Referrals to adolescent psychiatric services have suddenly increased with about a third throughout Finland. Epidemiological studies, however, do not support the assumption that adolescent mental health disorders would be increasing in prevalence in Finland or elsewhere, particularly not all of a sudden.
Perhaps this is positive – destigmatization of psychiatric problems has succeeded and people dare ask for help? But how can the population have survived until these days with all that morbidity untreated?
Or may be services are simply fulfilling their own mission to grow. If there is a service, there will be service users. If there are service users, more resources are needed. If there are more resources, more service users are welcome. If there are service users…
Then it could also be that the society is medicalizing normative developmental phenomena. Adolescents attempt to bend rules and test limits, and also normatively keep swinging from elation to despair. Anyone who is moving has ADHD, anyone who is not on the move has depression?
Parenting is suggested to have changed in a way that produces adolescent mental health problems. Parents may no more be competent or willing to act as parents. Instead they act as friends, unless they act as children and place too much responsibility on the shoulders of the adolescents. This coud be due to work life being too demanding and taking all the energy of parents. On the other hand, parents nowadays are lost in social media and do not interact with their children.
It has been suggested that with increasing submersion to online world and constant connection to everybody in social media, adolescents are more lonely than ever, and have ample opportunity to feel inferior and excluded when all others appear to have a super cool life together.
Personally, I think that certain changes in school world and work life play an important role. School and work demands more and more social competencies and self-direction. Planning your individual learning path and going to a different room with different peers and a different teacher for every class may offer choice and opportunities for those who are healthy and intelligent, but for those with less competencies and developmental difficulties it offers a chaotic experience and ample opportunities to fall out. There are further no low threshold jobs any more. Uncomplicated jobs with predictable routines and little change may sound boring and unambitious to some, but if you cannot tolerate constant change, perhaps don’t have social skills to connect with everybody every day, or struggle with anxieties, routine job could offer safety, not to mention dignity.

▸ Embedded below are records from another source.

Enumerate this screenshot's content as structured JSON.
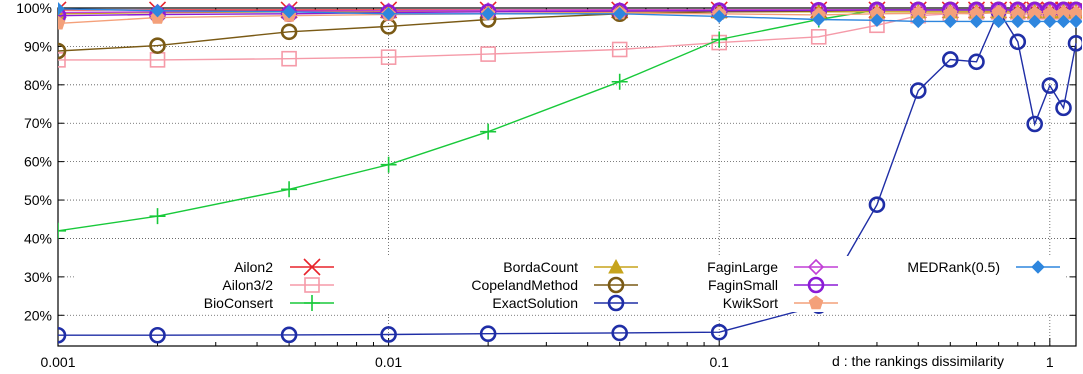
{
  "chart_data": {
    "type": "line",
    "x_scale": "log",
    "xlim": [
      0.001,
      1.2
    ],
    "ylim": [
      12,
      100
    ],
    "grid": true,
    "legend": "center-right",
    "xlabel": "d : the rankings dissimilarity",
    "ylabel": "",
    "x_ticks": [
      {
        "value": 0.001,
        "label": "0.001"
      },
      {
        "value": 0.01,
        "label": "0.01"
      },
      {
        "value": 0.1,
        "label": "0.1"
      },
      {
        "value": 1,
        "label": "1"
      }
    ],
    "y_ticks": [
      {
        "value": 20,
        "label": "20%"
      },
      {
        "value": 30,
        "label": "30%"
      },
      {
        "value": 40,
        "label": "40%"
      },
      {
        "value": 50,
        "label": "50%"
      },
      {
        "value": 60,
        "label": "60%"
      },
      {
        "value": 70,
        "label": "70%"
      },
      {
        "value": 80,
        "label": "80%"
      },
      {
        "value": 90,
        "label": "90%"
      },
      {
        "value": 100,
        "label": "100%"
      }
    ],
    "series": [
      {
        "name": "Ailon2",
        "color": "#e8242c",
        "marker": "x",
        "points": [
          [
            0.001,
            99.5
          ],
          [
            0.002,
            99.5
          ],
          [
            0.005,
            99.5
          ],
          [
            0.01,
            99.5
          ],
          [
            0.02,
            99.5
          ],
          [
            0.05,
            99.5
          ],
          [
            0.1,
            99.5
          ],
          [
            0.2,
            99.5
          ],
          [
            0.3,
            99.5
          ],
          [
            0.4,
            99.5
          ],
          [
            0.5,
            99.5
          ],
          [
            0.6,
            99.5
          ],
          [
            0.7,
            99.5
          ],
          [
            0.8,
            99.5
          ],
          [
            0.9,
            99.5
          ],
          [
            1.0,
            99.5
          ],
          [
            1.1,
            99.5
          ],
          [
            1.2,
            99.5
          ]
        ]
      },
      {
        "name": "Ailon3/2",
        "color": "#f59aa8",
        "marker": "square",
        "points": [
          [
            0.001,
            86.5
          ],
          [
            0.002,
            86.5
          ],
          [
            0.005,
            86.8
          ],
          [
            0.01,
            87.2
          ],
          [
            0.02,
            88
          ],
          [
            0.05,
            89.2
          ],
          [
            0.1,
            91
          ],
          [
            0.2,
            92.5
          ],
          [
            0.3,
            95.5
          ],
          [
            0.4,
            98
          ],
          [
            0.5,
            98.5
          ],
          [
            0.6,
            99
          ],
          [
            0.7,
            99
          ],
          [
            0.8,
            99
          ],
          [
            0.9,
            99
          ],
          [
            1.0,
            99
          ],
          [
            1.1,
            99
          ],
          [
            1.2,
            99
          ]
        ]
      },
      {
        "name": "BioConsert",
        "color": "#18c93a",
        "marker": "plus",
        "points": [
          [
            0.001,
            42
          ],
          [
            0.002,
            45.8
          ],
          [
            0.005,
            52.8
          ],
          [
            0.01,
            59.2
          ],
          [
            0.02,
            67.8
          ],
          [
            0.05,
            80.8
          ],
          [
            0.1,
            91.8
          ],
          [
            0.2,
            97
          ],
          [
            0.3,
            99.5
          ],
          [
            0.4,
            99.5
          ],
          [
            0.5,
            99.5
          ],
          [
            0.6,
            99.5
          ],
          [
            0.7,
            99.5
          ],
          [
            0.8,
            99.5
          ],
          [
            0.9,
            99.5
          ],
          [
            1.0,
            99.5
          ],
          [
            1.1,
            99.5
          ],
          [
            1.2,
            99.5
          ]
        ]
      },
      {
        "name": "BordaCount",
        "color": "#c7a41c",
        "marker": "triangle",
        "points": [
          [
            0.001,
            98.5
          ],
          [
            0.002,
            98.8
          ],
          [
            0.005,
            99
          ],
          [
            0.01,
            99
          ],
          [
            0.02,
            99
          ],
          [
            0.05,
            99
          ],
          [
            0.1,
            99
          ],
          [
            0.2,
            99
          ],
          [
            0.3,
            99
          ],
          [
            0.4,
            99
          ],
          [
            0.5,
            99
          ],
          [
            0.6,
            99
          ],
          [
            0.7,
            99
          ],
          [
            0.8,
            99
          ],
          [
            0.9,
            99
          ],
          [
            1.0,
            99
          ],
          [
            1.1,
            99
          ],
          [
            1.2,
            99
          ]
        ]
      },
      {
        "name": "CopelandMethod",
        "color": "#7a5a15",
        "marker": "circle",
        "points": [
          [
            0.001,
            88.8
          ],
          [
            0.002,
            90.2
          ],
          [
            0.005,
            93.8
          ],
          [
            0.01,
            95.2
          ],
          [
            0.02,
            97
          ],
          [
            0.05,
            98.5
          ],
          [
            0.1,
            99
          ],
          [
            0.2,
            99.2
          ],
          [
            0.3,
            99.5
          ],
          [
            0.4,
            99.5
          ],
          [
            0.5,
            99.5
          ],
          [
            0.6,
            99.5
          ],
          [
            0.7,
            99.5
          ],
          [
            0.8,
            99.5
          ],
          [
            0.9,
            99.5
          ],
          [
            1.0,
            99.5
          ],
          [
            1.1,
            99.5
          ],
          [
            1.2,
            99.5
          ]
        ]
      },
      {
        "name": "ExactSolution",
        "color": "#1f2ea6",
        "marker": "circle",
        "points": [
          [
            0.001,
            14.8
          ],
          [
            0.002,
            14.8
          ],
          [
            0.005,
            14.9
          ],
          [
            0.01,
            15
          ],
          [
            0.02,
            15.2
          ],
          [
            0.05,
            15.4
          ],
          [
            0.1,
            15.6
          ],
          [
            0.2,
            22.5
          ],
          [
            0.3,
            48.8
          ],
          [
            0.4,
            78.5
          ],
          [
            0.5,
            86.6
          ],
          [
            0.6,
            86
          ],
          [
            0.7,
            99.3
          ],
          [
            0.8,
            91.2
          ],
          [
            0.9,
            69.8
          ],
          [
            1.0,
            79.8
          ],
          [
            1.1,
            74
          ],
          [
            1.2,
            90.8
          ]
        ]
      },
      {
        "name": "FaginLarge",
        "color": "#c13fd6",
        "marker": "diamond",
        "points": [
          [
            0.001,
            98.8
          ],
          [
            0.002,
            99
          ],
          [
            0.005,
            99.2
          ],
          [
            0.01,
            99.3
          ],
          [
            0.02,
            99.4
          ],
          [
            0.05,
            99.5
          ],
          [
            0.1,
            99.5
          ],
          [
            0.2,
            99.5
          ],
          [
            0.3,
            99.5
          ],
          [
            0.4,
            99.5
          ],
          [
            0.5,
            99.5
          ],
          [
            0.6,
            99.5
          ],
          [
            0.7,
            99.5
          ],
          [
            0.8,
            99.5
          ],
          [
            0.9,
            99.5
          ],
          [
            1.0,
            99.5
          ],
          [
            1.1,
            99.5
          ],
          [
            1.2,
            99.5
          ]
        ]
      },
      {
        "name": "FaginSmall",
        "color": "#8b1bd6",
        "marker": "circle",
        "points": [
          [
            0.001,
            98
          ],
          [
            0.002,
            98.3
          ],
          [
            0.005,
            98.5
          ],
          [
            0.01,
            98.8
          ],
          [
            0.02,
            99
          ],
          [
            0.05,
            99.2
          ],
          [
            0.1,
            99.3
          ],
          [
            0.2,
            99.4
          ],
          [
            0.3,
            99.5
          ],
          [
            0.4,
            99.5
          ],
          [
            0.5,
            99.5
          ],
          [
            0.6,
            99.5
          ],
          [
            0.7,
            99.5
          ],
          [
            0.8,
            99.5
          ],
          [
            0.9,
            99.5
          ],
          [
            1.0,
            99.5
          ],
          [
            1.1,
            99.5
          ],
          [
            1.2,
            99.5
          ]
        ]
      },
      {
        "name": "KwikSort",
        "color": "#f4a07a",
        "marker": "pentagon",
        "points": [
          [
            0.001,
            96
          ],
          [
            0.002,
            97.5
          ],
          [
            0.005,
            98
          ],
          [
            0.01,
            98.3
          ],
          [
            0.02,
            98.5
          ],
          [
            0.05,
            98.7
          ],
          [
            0.1,
            98.5
          ],
          [
            0.2,
            98.2
          ],
          [
            0.3,
            98.5
          ],
          [
            0.4,
            98.6
          ],
          [
            0.5,
            98.6
          ],
          [
            0.6,
            98.5
          ],
          [
            0.7,
            98.8
          ],
          [
            0.8,
            98.4
          ],
          [
            0.9,
            98.5
          ],
          [
            1.0,
            98.6
          ],
          [
            1.1,
            98.6
          ],
          [
            1.2,
            98.6
          ]
        ]
      },
      {
        "name": "MEDRank(0.5)",
        "color": "#2e86de",
        "marker": "filled-diamond",
        "points": [
          [
            0.001,
            99.8
          ],
          [
            0.002,
            99.3
          ],
          [
            0.005,
            99
          ],
          [
            0.01,
            98.5
          ],
          [
            0.02,
            98.5
          ],
          [
            0.05,
            98.5
          ],
          [
            0.1,
            97.8
          ],
          [
            0.2,
            97
          ],
          [
            0.3,
            96.8
          ],
          [
            0.4,
            96.5
          ],
          [
            0.5,
            96.5
          ],
          [
            0.6,
            96.5
          ],
          [
            0.7,
            96.5
          ],
          [
            0.8,
            96.5
          ],
          [
            0.9,
            96.5
          ],
          [
            1.0,
            96.5
          ],
          [
            1.1,
            96.5
          ],
          [
            1.2,
            96.5
          ]
        ]
      }
    ]
  }
}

However, even that favourite explanation of mine does not explain the sudden increase in referrals in past two years. It happens to be exactly those two years we have used intensively planning the perfect new order of all services to children, adolescents and families, where co-operation between all possible actors will be perfectly seamless and all will be offered support (naturally evidence-based) so early that psychiatric disrders will be prevented altogether. What if we have created a discourse that results in professionals recognizing mental health needs everywhere, and feeling so insecure about their own competence that they cannot but refer?